We support existing landlords and clients considering buying their first rental property. Buy-to-let mortgages require clients to provide a bigger deposit towards their property purchase. The mininum deposit is typically 15% to 20% of the purchase price. The larger your deposit the lower your interest rate and the lower the fees attached to the mortgage product.

There are tax considerations landlords must explore prior to buying a rental property. This can be particularly important for clients in the higher income tax bracket. In addition to income tax on rental income, you must consider stamp tax on your initial purchase. Buy to let purchases are most likely to be a second property, so the stamp tax is typically 3% of the purchase price. The exact percentage will depend on purchase price and which tax bracket is applied. We don’t provide tax advice and we recommend if clients have any tax related concerns they should obtain tax advice from a qualified professional.


Right-to-buy

With right-to-buy purchases, clients can use their discounted equity value from the housing association as their deposit. In many scenarios, with right to buy purchases, clients are not required to provide any of their own cash deposit, towards buying their property.


Broker fees

Initial mortgage reviews are free. We DO NOT charge fees for providing life insurance and home insurance advice. We are paid commission by the product providers.

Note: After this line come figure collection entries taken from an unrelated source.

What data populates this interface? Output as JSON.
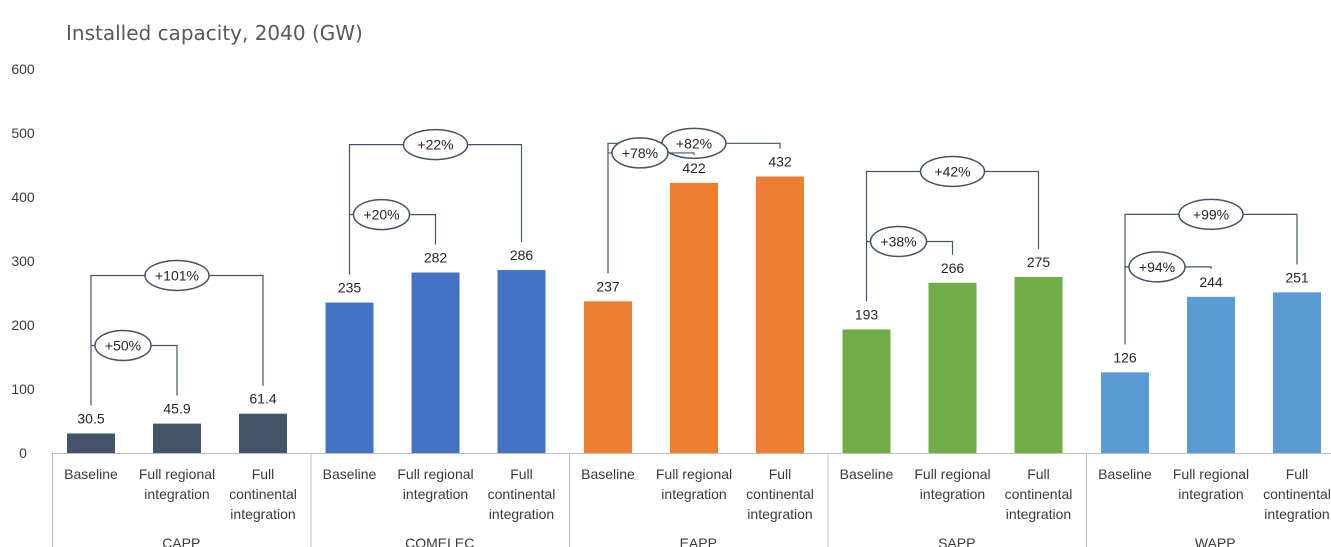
{
  "chart_data": {
    "type": "bar",
    "title": "Installed capacity, 2040 (GW)",
    "xlabel": "",
    "ylabel": "",
    "ylim": [
      0,
      600
    ],
    "yticks": [
      "0",
      "100",
      "200",
      "300",
      "400",
      "500",
      "600"
    ],
    "grid": false,
    "legend": "none",
    "groups": [
      {
        "name": "CAPP",
        "color": "#44546a",
        "categories": [
          [
            "Baseline"
          ],
          [
            "Full regional",
            "integration"
          ],
          [
            "Full",
            "continental",
            "integration"
          ]
        ],
        "values": [
          30.5,
          45.9,
          61.4
        ],
        "labels": [
          "30.5",
          "45.9",
          "61.4"
        ],
        "changes": [
          "+50%",
          "+101%"
        ]
      },
      {
        "name": "COMELEC",
        "color": "#4472c4",
        "categories": [
          [
            "Baseline"
          ],
          [
            "Full regional",
            "integration"
          ],
          [
            "Full",
            "continental",
            "integration"
          ]
        ],
        "values": [
          235,
          282,
          286
        ],
        "labels": [
          "235",
          "282",
          "286"
        ],
        "changes": [
          "+20%",
          "+22%"
        ]
      },
      {
        "name": "EAPP",
        "color": "#ed7d31",
        "categories": [
          [
            "Baseline"
          ],
          [
            "Full regional",
            "integration"
          ],
          [
            "Full",
            "continental",
            "integration"
          ]
        ],
        "values": [
          237,
          422,
          432
        ],
        "labels": [
          "237",
          "422",
          "432"
        ],
        "changes": [
          "+78%",
          "+82%"
        ]
      },
      {
        "name": "SAPP",
        "color": "#70ad47",
        "categories": [
          [
            "Baseline"
          ],
          [
            "Full regional",
            "integration"
          ],
          [
            "Full",
            "continental",
            "integration"
          ]
        ],
        "values": [
          193,
          266,
          275
        ],
        "labels": [
          "193",
          "266",
          "275"
        ],
        "changes": [
          "+38%",
          "+42%"
        ]
      },
      {
        "name": "WAPP",
        "color": "#5b9bd5",
        "categories": [
          [
            "Baseline"
          ],
          [
            "Full regional",
            "integration"
          ],
          [
            "Full",
            "continental",
            "integration"
          ]
        ],
        "values": [
          126,
          244,
          251
        ],
        "labels": [
          "126",
          "244",
          "251"
        ],
        "changes": [
          "+94%",
          "+99%"
        ]
      }
    ]
  }
}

What documents are required?

We support the Proceeds of Crime Act and all efforts to eliminate Money Laundering. As Part of this, we need to verify the identity of all our clients. We ask that you provide some original documents containing your name and your address. You must provide at least:

One proof of identity document – e.g. Passport or Driving Licence

One proof of address document – e.g. utility bill from last 3 months


To support your mortgage application

Last 3 months consecutive bank statements

3 months wage slips or 13 weeks

1, 2 or 3 years accounts if self employed

A Copy of your credit file

Self-employed- last 1, 2 or 3 years SA302’s, TYO’s

Current mortgage statement

State benefits – evidence of any state benefits (letter dated within the last 12 months for each benefit)

Pension income – if lending into retirement

Gift of deposit letter

Your current assurance/insurance provisions. If you have home insurance or a life policy a copy of the policy documents showing what cover you currently have


Source of deposit

We will have to identify the source of your deposit. (E.g. if from your own savings then your last 12 months bank statements). It maybe equity in your current property, in this case no proof is required.

In cases were the deposit is a gifted deposit from your family, we would require a gifted deposit letter from the donor. We will provide you with a template if necessary to support your application.


Credit file

With the increase in identity theft we strongly recommend you obtain a copy of your own credit report. This is to ensure your application is not delayed by uncovering surprises later in the process. It also means that any issues uncovered can be addressed, as it does not mean your application is automatically declined – indeed many lenders have provisions for this type of business. Check the initial and ongoing fees that agencies charge as they can vary. The main agencies to approach are Experian, Equifax, Callcredit, Clearscore.


You don’t have all supporting documents

If you do not have all supporting documents in time for your first appointment, This can be discussed with your financial advisor. The advisor is still able to provide advice without all supporting documents, however any outstanding documents will be required prior to submitting your full mortgage application.